One of the questions framed by the bench is whether a person not belonging to a religious denomination or group can question a practice of that denomination or group by filing a PIL.

Singhvi argued that in matters of religion, the normal, predominant and overwhelming role of the court should be to prevent and discourage PILs filed under Article 32 of the Constitution.

Responding to Singhvi’s submission, CJI Kant observed, “The most difficult task is how to give a declaration that the belief of millions of people is wrong or erroneous.”

Joining the discussion, Justice B V Nagarathna said PILs should not be entertained when the petitioner is an interloper, adding, “We cannot hollow out religion in the name of social welfare reforms.”

Justice M M Sundresh also wondered if the court can decide a religious practice without hearing millions of followers and believers of a faith.

Singhvi told the bench, also comprising Justices Ahsanuddin Amanullah, Aravind Kumar, Augustine George Masih, Prasanna B Varale, R Mahadevan and Joymalya Bagchi, that allowing PILs in matters of religion would fundamentally distort the constitutional scheme governing religious freedoms under Articles 25 and 26, and that the threshold in matters of religion must be “10 times higher” than in ordinary cases.

The TDB, which manages the historic Sabarimala temple, told the court that Lord Ayyappa is revered at the shrine as a “Naishtika Brahmachari”, a lifelong celibate, and exclusion of women between the age of 10 and 50 years has a direct nexus with the object, identity and manifestation of the deity.

Singhvi submitted before the bench that Sabarimala is the sole temple of Lord Ayyappa where the deity is worshipped as a Naishtika Brahmachari.

“Lord Ayyappa, I am told, has about 1,000 temples in India. Somebody says 1,499, somebody says 1,000. Let us not get into that. The sole temple of Lord Ayyappa which has him in one form as a Naisthika Brahmachari — the word Naisthika means an eternal brahmachari — is the Sabarimala temple.

“Now, the very foundation of the fame and the reverence of this deity is in the form of Naisthika Brahmachari. The only reason people revere him is because he has eschewed all forms of Grihastha Ashram and adopted penance of a very high order, which includes celibacy and self-denial to an extreme position,” Singhvi told the bench on the fourth day of the hearing.

“That is why, when you go there, you have to do vratam. Ordinary people worship for 40 or 41 days before that. You may or may not do it, that is a different matter, but that is the principle. Now, we have to relate it to Article 14. The main argument is that we are excluding females.

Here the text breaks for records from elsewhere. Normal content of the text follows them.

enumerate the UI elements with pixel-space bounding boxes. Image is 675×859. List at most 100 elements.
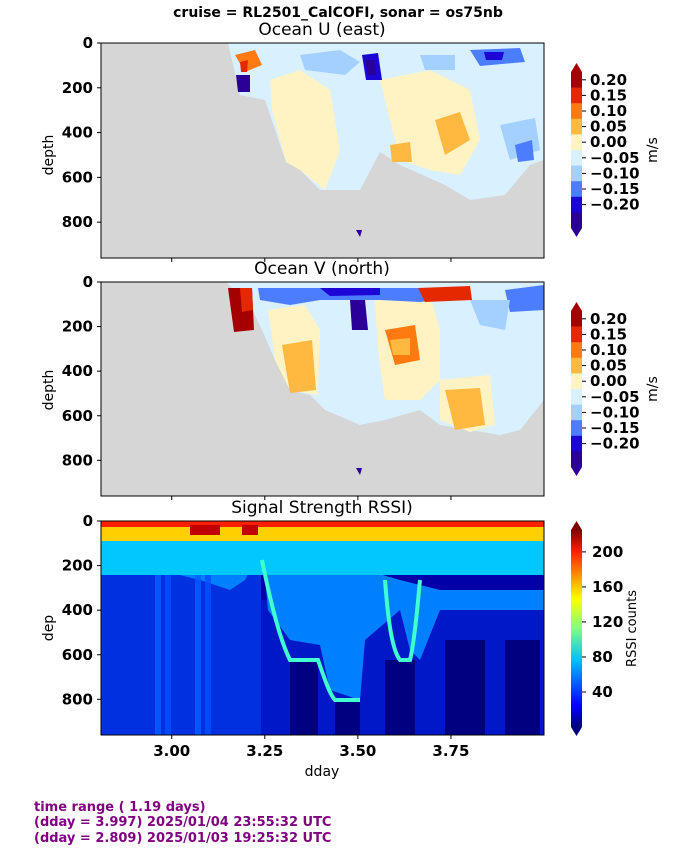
colorbar-segment bbox=[571, 326, 582, 343]
ytick-label: 800 bbox=[62, 213, 93, 231]
colorbar-tick-label: −0.20 bbox=[590, 435, 640, 453]
colorbar-tick-label: 0.00 bbox=[590, 372, 627, 390]
panel-v-frame bbox=[100, 281, 545, 497]
colorbar-extend-max bbox=[571, 521, 582, 530]
ytick-label: 800 bbox=[62, 451, 93, 469]
colorbar-segment bbox=[571, 435, 582, 452]
colorbar-label: m/s bbox=[645, 376, 661, 402]
colorbar-extend-max bbox=[571, 63, 582, 72]
panel-rssi-yaxis: 0 200 400 600 800 bbox=[62, 512, 101, 708]
colorbar-tick-label: 0.15 bbox=[590, 325, 627, 343]
colorbar-tick-label: 80 bbox=[592, 648, 613, 666]
colorbar-segment bbox=[571, 196, 582, 213]
footer-end-time: (dday = 3.997) 2025/01/04 23:55:32 UTC bbox=[34, 815, 331, 830]
ytick-label: 0 bbox=[83, 34, 93, 52]
colorbar-tick-label: 0.15 bbox=[590, 86, 627, 104]
colorbar-extend-max bbox=[571, 302, 582, 311]
colorbar-extend-min bbox=[571, 727, 582, 736]
panel-v-colorbar: 0.200.150.100.050.00−0.05−0.10−0.15−0.20… bbox=[571, 302, 661, 476]
panel-u-ylabel: depth bbox=[41, 135, 57, 176]
colorbar-segment bbox=[571, 118, 582, 135]
colorbar-segment bbox=[571, 311, 582, 327]
colorbar-label: RSSI counts bbox=[625, 590, 640, 667]
footer-start-time: (dday = 2.809) 2025/01/03 19:25:32 UTC bbox=[34, 831, 331, 846]
panel-u-title: Ocean U (east) bbox=[258, 20, 385, 40]
ytick-label: 800 bbox=[62, 690, 93, 708]
panel-rssi-title: Signal Strength RSSI) bbox=[231, 498, 413, 518]
ytick-label: 400 bbox=[62, 362, 93, 380]
ytick-label: 600 bbox=[62, 168, 93, 186]
panel-rssi-xlabel: dday bbox=[305, 764, 340, 780]
panel-rssi-ylabel: dep bbox=[41, 615, 57, 642]
colorbar-tick-label: −0.10 bbox=[590, 403, 640, 421]
panel-rssi-colorbar: 200 160 120 80 40 RSSI counts bbox=[571, 521, 640, 736]
figure-suptitle: cruise = RL2501_CalCOFI, sonar = os75nb bbox=[173, 5, 503, 21]
panel-v-title: Ocean V (north) bbox=[254, 259, 390, 279]
panel-ocean-v: Ocean V (north) 0 200 400 600 800 depth 0.20… bbox=[41, 259, 661, 500]
ytick-label: 400 bbox=[62, 124, 93, 142]
panel-v-field bbox=[226, 282, 544, 475]
xtick-label: 3.25 bbox=[246, 742, 283, 760]
xtick-label: 3.00 bbox=[153, 742, 190, 760]
colorbar-gradient bbox=[571, 530, 582, 727]
ytick-label: 200 bbox=[62, 79, 93, 97]
colorbar-label: m/s bbox=[645, 137, 661, 163]
xtick-label: 3.50 bbox=[339, 742, 376, 760]
panel-u-yaxis: 0 200 400 600 800 bbox=[62, 34, 101, 231]
colorbar-tick-label: 160 bbox=[592, 578, 623, 596]
footer-time-range: time range ( 1.19 days) bbox=[34, 800, 206, 815]
colorbar-tick-label: −0.15 bbox=[590, 180, 640, 198]
colorbar-segment bbox=[571, 451, 582, 468]
colorbar-segment bbox=[571, 357, 582, 374]
panel-v-xaxis bbox=[171, 496, 452, 500]
colorbar-segment bbox=[571, 373, 582, 390]
panel-u-field bbox=[228, 43, 544, 237]
colorbar-tick-label: −0.20 bbox=[590, 196, 640, 214]
colorbar-segment bbox=[571, 389, 582, 405]
colorbar-segment bbox=[571, 72, 582, 88]
colorbar-tick-label: 0.05 bbox=[590, 118, 627, 136]
panel-rssi-frame bbox=[100, 520, 545, 736]
colorbar-segment bbox=[571, 212, 582, 229]
ytick-label: 0 bbox=[83, 512, 93, 530]
panel-v-yaxis: 0 200 400 600 800 bbox=[62, 273, 101, 469]
ytick-label: 0 bbox=[83, 273, 93, 291]
colorbar-segment bbox=[571, 150, 582, 166]
colorbar-segment bbox=[571, 342, 582, 359]
colorbar-tick-label: 0.20 bbox=[590, 310, 627, 328]
colorbar-segment bbox=[571, 87, 582, 104]
ytick-label: 200 bbox=[62, 318, 93, 336]
ytick-label: 200 bbox=[62, 557, 93, 575]
colorbar-tick-label: 0.05 bbox=[590, 357, 627, 375]
colorbar-tick-label: −0.05 bbox=[590, 388, 640, 406]
ytick-label: 600 bbox=[62, 646, 93, 664]
colorbar-tick-label: 0.10 bbox=[590, 102, 627, 120]
colorbar-segment bbox=[571, 134, 582, 151]
panel-v-ylabel: depth bbox=[41, 370, 57, 411]
colorbar-tick-label: 0.00 bbox=[590, 133, 627, 151]
colorbar-segment bbox=[571, 181, 582, 198]
colorbar-tick-label: 200 bbox=[592, 543, 623, 561]
colorbar-segment bbox=[571, 420, 582, 437]
colorbar-tick-label: 0.20 bbox=[590, 71, 627, 89]
colorbar-tick-label: −0.15 bbox=[590, 419, 640, 437]
colorbar-tick-label: −0.10 bbox=[590, 164, 640, 182]
colorbar-extend-min bbox=[571, 228, 582, 237]
panel-rssi-field bbox=[101, 521, 544, 735]
colorbar-tick-label: 120 bbox=[592, 613, 623, 631]
colorbar-segment bbox=[571, 404, 582, 421]
ytick-label: 600 bbox=[62, 407, 93, 425]
colorbar-extend-min bbox=[571, 467, 582, 476]
colorbar-tick-label: 40 bbox=[592, 683, 613, 701]
panel-rssi-xaxis: 3.00 3.25 3.50 3.75 bbox=[153, 735, 469, 760]
panel-u-colorbar: 0.200.150.100.050.00−0.05−0.10−0.15−0.20… bbox=[571, 63, 661, 237]
colorbar-segment bbox=[571, 165, 582, 182]
colorbar-tick-label: 0.10 bbox=[590, 341, 627, 359]
colorbar-tick-label: −0.05 bbox=[590, 149, 640, 167]
colorbar-segment bbox=[571, 103, 582, 120]
panel-u-xaxis bbox=[171, 258, 452, 262]
ytick-label: 400 bbox=[62, 601, 93, 619]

“First, remember, there is no total exclusion of females. Females below 10 and above 50 are allowed. So it is not gender per se. Second, within the band of 10 to 50, you are making a classification of females who cannot go,” Singhvi said.

He told the bench that the exclusion of women between the age of 10 and 50 has a direct nexus with the object, identity and manifestation of the deity.

“The validity of a classification between women below 10 and above 50 on one hand and women between 10 and 50 has to be judged in that context. You are not dealing with a toy shop, you are not dealing with a restaurant, you are dealing with a deity who is an eternal brahmachari who eschews all forms of Grihastha Ashram,” Singhvi said.

He submitted that religion is a set of beliefs and practices followed by a denomination with a broadly similar identity and the court cannot sit in judgement of that belief.

The hearing will resume on Thursday.

On April 9, the top court observed that Hinduism will be adversely impacted and the society will stand divided if temples and “mutts” restrict entry on the grounds of sect and separate denominations inside the religion.

In September 2018, a five-judge Constitution bench, by a 4:1 majority verdict, lifted the ban that prevented women between the ages of 10 and 50 from entering the Sabarimala Ayyappa temple and held that the centuries-old Hindu religious practice was illegal and unconstitutional.

Later, on November 14, 2019, another five-judge bench headed by the then CJI Ranjan Gogoi, by a majority of 3:2, referred the issue of discrimination against women at various places of worship to a larger bench.